Kyrie eleison, sieh wohin wir gehen. Ruf uns aus den Toten, lass uns auferstehn. So lautet der Refrain vom Lied 451 in unserem Kirchengesangbuch. Ein Passionslied, das mich von Karfreitag zu Ostern führt und mich seit meinem Studium begleitet.
Ich weiss nicht, ob Ihnen dieses Lied bekannt ist. An der Uni besuchte ich ein Seminar, in dem wir uns mit dem Schatz des Kirchengesangbuches auseinandersetzten, passend zum Kirchenjahr mit Passions- und Osterliedern.
Jürgen Henkys bringt uns Singende mit dem Lied «Holz auf Jesu Schulter» in einen Dialog. Der Refrain ist eine Bitte an Gott, Herr erbarm dich, schau auf uns, ruf uns, lass uns auferstehn. Karfreitag und Ostern fordern mich, meinen Glauben immer wieder neu heraus. Was ist damals passiert? Wie kam es von der Freude am Palmsonntag zur Forderung «ans Kreuz mit ihm»? Die Erde klagt an, doch der Himmel sagt uns: Alles ist vollbracht. So die Antwort in der dritten Strophe. Was fangen wir damit an? Halten wir diese Spannung aus? Was bedeutet der Tod von Jesus für mich? Ist es eine Schwäche von Gott?
Für mich ist es eine Stärke. Ich glaube an einen Gott, der auch die Schattenseiten des Lebens, den Tod, den Verlust kennt. Ich vertraue auf einen Gott, der mich von den Toten ruft, der zum Baum des Lebens wird, der gute Frucht bringt, dessen Gericht gnädig ist. Jürgen Henkys bietet uns dies an, gesteht uns aber auch zu, dies zu hinterfragen. Wenn er schreibt: «Die Erde jagt uns auf den Abgrund zu. Doch der Himmel fragt uns: Warum zweifelst du?»

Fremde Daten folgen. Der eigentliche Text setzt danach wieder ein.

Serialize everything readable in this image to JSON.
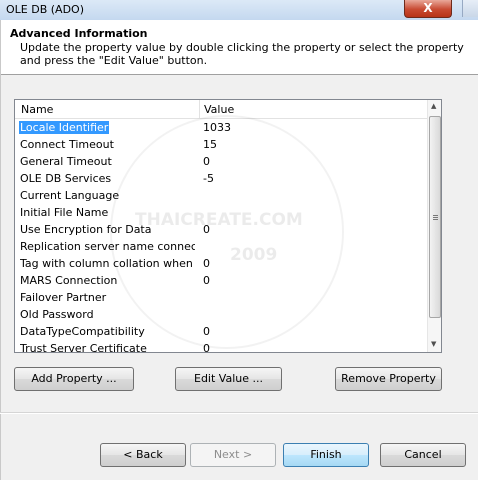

Warum zweifeln wir? Vielleicht steht uns unser Verstand im Weg. Wie soll das gehen, vom Tod auferstehn? Was für Beweise gibt es dafür? Ist es nicht einfacher, wenn irgendwann wirklich alles vorbei ist, so die Überzeugung einer ehemaligen Konfirmandin. Ich kann sie verstehen, doch ich vertraue darauf, dass Gott zu mehr fähig ist, dass das Himmelreich auf uns wartet. Das Kreuz ist das Sinnbild dafür, wozu der Mensch fähig ist. Die Auferstehung ist das Sinnbild dafür, wozu Gott fähig ist.

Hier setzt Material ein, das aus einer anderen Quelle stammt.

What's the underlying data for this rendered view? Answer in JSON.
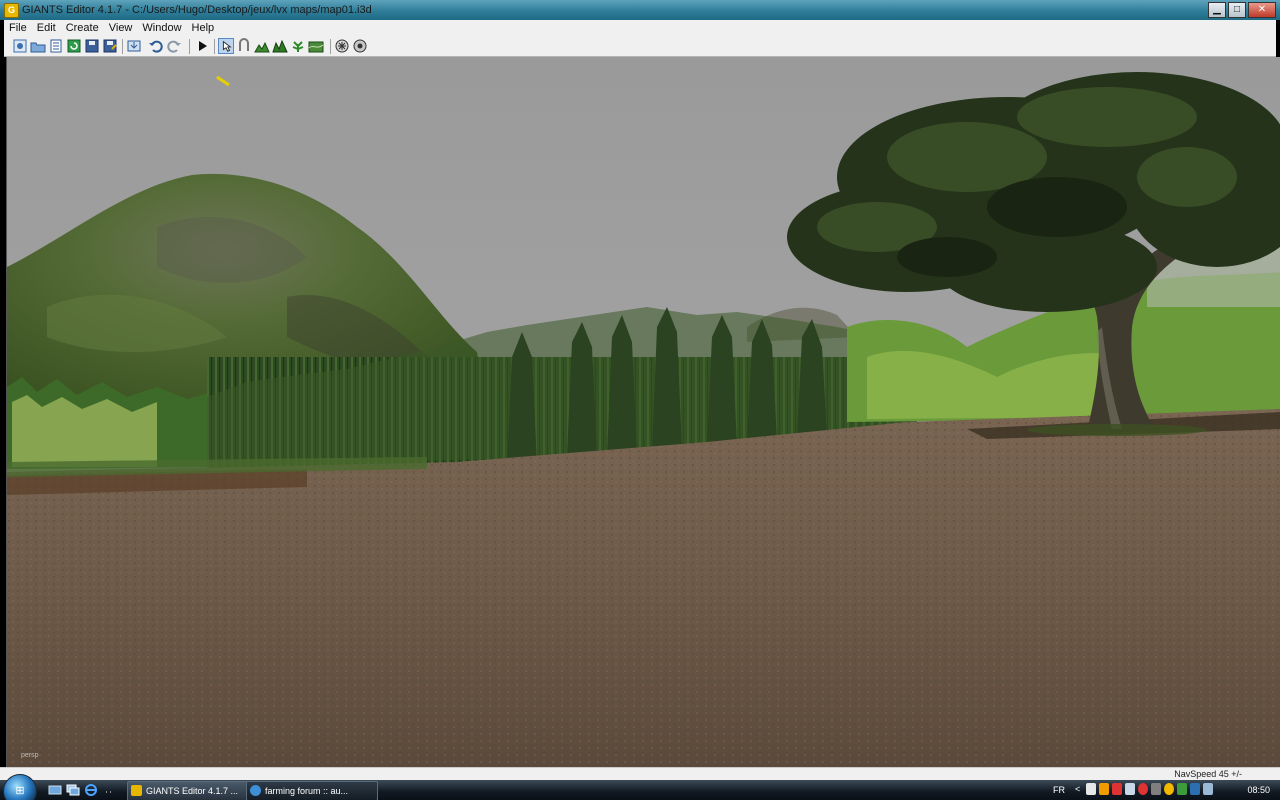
{
  "window": {
    "title": "GIANTS Editor 4.1.7 - C:/Users/Hugo/Desktop/jeux/lvx maps/map01.i3d",
    "app_icon_letter": "G",
    "minimize_glyph": "▁",
    "maximize_glyph": "□",
    "close_glyph": "✕"
  },
  "menu": [
    "File",
    "Edit",
    "Create",
    "View",
    "Window",
    "Help"
  ],
  "toolbar": {
    "icons": [
      "new-scene-icon",
      "open-icon",
      "properties-icon",
      "refresh-icon",
      "save-icon",
      "save-as-icon",
      "import-icon",
      "undo-icon",
      "redo-icon",
      "play-icon",
      "select-tool-icon",
      "move-tool-icon",
      "terrain-sculpt-icon",
      "terrain-paint-icon",
      "foliage-paint-icon",
      "terrain-smooth-icon",
      "particle-icon",
      "settings-icon"
    ]
  },
  "viewport": {
    "camera_label": "persp",
    "sky_color": "#9d9d9d",
    "ground_color": "#6e5a48"
  },
  "status": {
    "nav_speed": "NavSpeed 45 +/-"
  },
  "taskbar": {
    "start_glyph": "⊞",
    "tasks": [
      {
        "label": "GIANTS Editor 4.1.7 ...",
        "icon": "giants-editor-icon"
      },
      {
        "label": "farming forum :: au...",
        "icon": "internet-explorer-icon"
      }
    ],
    "language": "FR",
    "tray_arrow": "<",
    "clock": "08:50",
    "colors": {
      "accent": "#2e7d99",
      "taskbar": "#111922"
    }
  }
}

Mein Kreuz, das ich um den Hals trage, ist nicht ein statisches Kreuz, sondern es sind zwei Kreuze übereinander, leicht verschoben. Das eine Kreuz steht stark verankert da, so wie es von uns Menschen aufgerichtet worden ist, und es zeigt ein Kreuz in Bewegung, himmelwärts, eines das aufsteht, geschwungen, nur halb so breit, wie das andere. Für mich ist das Kreuz ein Wendepunkt, vom Tod zur Auferstehung. Die Theologin Dorothee Sölle geht noch weiter und schreibt: «Das Leben wählen heisst, das Kreuz zu umarmen. Und das heisst, die Schwierigkeiten, die Erfolglosigkeit, die Angst, allein dazustehen, in Kauf zu nehmen. … Wir überleben das Kreuz. Wir wachsen im Leiden. Wir sind der Baum des Lebens.»